Makna dibalik tradisi liwetan yaitu adanya kebersamaan dan persaudaraan. Dimana orang menyantap nasi liwet dan lauk-pauknya bersama-sama menggunakan tangan, tanpa memandang status sosial atau derajat orang lain. Entah itu pejabat atau rakyat biasa, semua orang menyatu dan duduk bersama menikmati hidangan.
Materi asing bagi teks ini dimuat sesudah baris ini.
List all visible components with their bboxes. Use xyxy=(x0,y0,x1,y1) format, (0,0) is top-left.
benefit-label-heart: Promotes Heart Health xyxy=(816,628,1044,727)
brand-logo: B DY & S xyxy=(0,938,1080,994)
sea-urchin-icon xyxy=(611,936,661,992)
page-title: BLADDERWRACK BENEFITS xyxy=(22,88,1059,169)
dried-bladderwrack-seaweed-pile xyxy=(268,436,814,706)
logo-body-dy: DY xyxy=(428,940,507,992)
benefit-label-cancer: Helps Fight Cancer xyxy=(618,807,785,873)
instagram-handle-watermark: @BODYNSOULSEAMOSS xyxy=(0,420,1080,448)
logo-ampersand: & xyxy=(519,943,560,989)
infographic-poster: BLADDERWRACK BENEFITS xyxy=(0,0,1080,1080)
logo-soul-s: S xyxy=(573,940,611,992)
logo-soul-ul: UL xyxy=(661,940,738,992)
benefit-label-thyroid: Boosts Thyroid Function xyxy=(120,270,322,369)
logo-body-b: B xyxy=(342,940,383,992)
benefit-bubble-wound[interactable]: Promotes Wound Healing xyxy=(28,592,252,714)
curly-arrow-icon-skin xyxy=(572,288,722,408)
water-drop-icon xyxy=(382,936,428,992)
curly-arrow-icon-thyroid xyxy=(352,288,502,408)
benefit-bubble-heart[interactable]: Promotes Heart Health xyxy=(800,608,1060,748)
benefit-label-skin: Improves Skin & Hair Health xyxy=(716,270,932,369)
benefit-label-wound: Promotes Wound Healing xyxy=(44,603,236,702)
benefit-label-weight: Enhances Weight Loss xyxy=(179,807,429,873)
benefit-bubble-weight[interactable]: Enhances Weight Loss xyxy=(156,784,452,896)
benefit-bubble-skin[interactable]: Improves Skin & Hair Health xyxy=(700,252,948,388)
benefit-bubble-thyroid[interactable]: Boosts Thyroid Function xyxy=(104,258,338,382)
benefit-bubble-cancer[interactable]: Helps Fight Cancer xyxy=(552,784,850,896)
Belakangan ini, gaya bersantap ala liwetan menjadi tran di pelaku industri kuliner. Mereka membawa gaya bersantap tradisional ini ke satu tingkat lebih tinggi, yakni bertempat di restoran mewah nan modern. Liwetan diadakan di acara-acara istimewa seperti, arisan, ulang tahun, dll. Dulu hanya ada di tasyakuran, sekarang juga ada di restoran~

Menu yang disajikan mungkin tak jauh berbeda antara nasi liwetan dulu dengan sekarang. Namun, dari segi penataan, nasi liwetan masa kini lebih terlihat rapi dan cantik ketika disajikan, sehingga lebih instagramable. Menunya juga semakin beragam. Ada lauk goreng (ikan, ayam, bebek, cumi, udang, ikan asin, tahu, tempe), sayur (urap, tumis leunca-oncom, sayur asem, karedok, cah kangkung), menu olahan (pepes ikan, tempe kecap, telur balado, dll) lalapan, sambal, kerupuk, dan nasi liwet. Bahkan, masing-masing restoran memiliki menu andalan sendiri.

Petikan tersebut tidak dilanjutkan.